I despised suits and ties. How to be an Antiracist, Ibram X. Kendi, Penguin 2019
With certain books you feel bad about not loving it. This is important information, this is something to learn from, and I struggled from beginning to ending.
That’s partly because of the style of this book: much too often it felt like I was paging through a dictionary because definitions are added to everything and repeated often. It could be that I spend too much time online that I am already familiar with plenty of terms, but no matter if it’s for rookie or the more experienced: the message has to be delivered in an attractive way. And I know repetition is key to learning and remembering things, but now I just remember the repetition; not the message.
Kendi combines his own story with the story of racism and anti-racism and doesn’t protect himself in either. Maybe it’s better to look at this like a part of encyclopedia instead.
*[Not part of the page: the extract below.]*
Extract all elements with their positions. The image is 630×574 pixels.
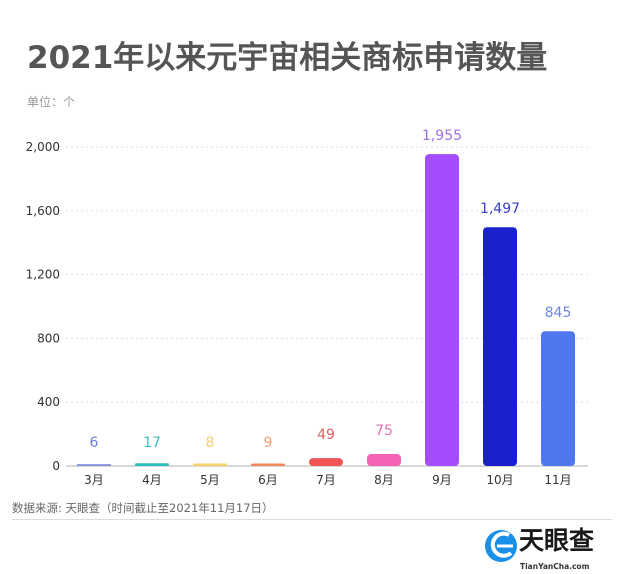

It’s not the killing, that’s not the thing.The Anomaly, Hervé le Tellier, Other Press 2021
I was promised an intelligent thriller, but hm-meh. This was definitely a very basic science-fiction story that tried to elevate it through some (faux) philosophy. Which is allowed, but don’t blow it up like this.
The thing is: a plane lands in March after experience extreme weather. The exact same plane, with the exact same people on it experiencing the exact same thing lands in June. With the flyers thinking it’s still March. Where were they? And how come there’s now two of them?
It’s surprising how quickly and effectively the American government decide on what’s going on and act upon it. It also takes away from the story: the flyers get some room to react to the situation, but there’s a lack of urgency that makes this story horror or social commentary. What do we need to take away from this; look at your surroundings, do you trust them? Never to late to start over?
Maybe I just don’t understand all the layers, but for now I’m sticking to ‘meh’.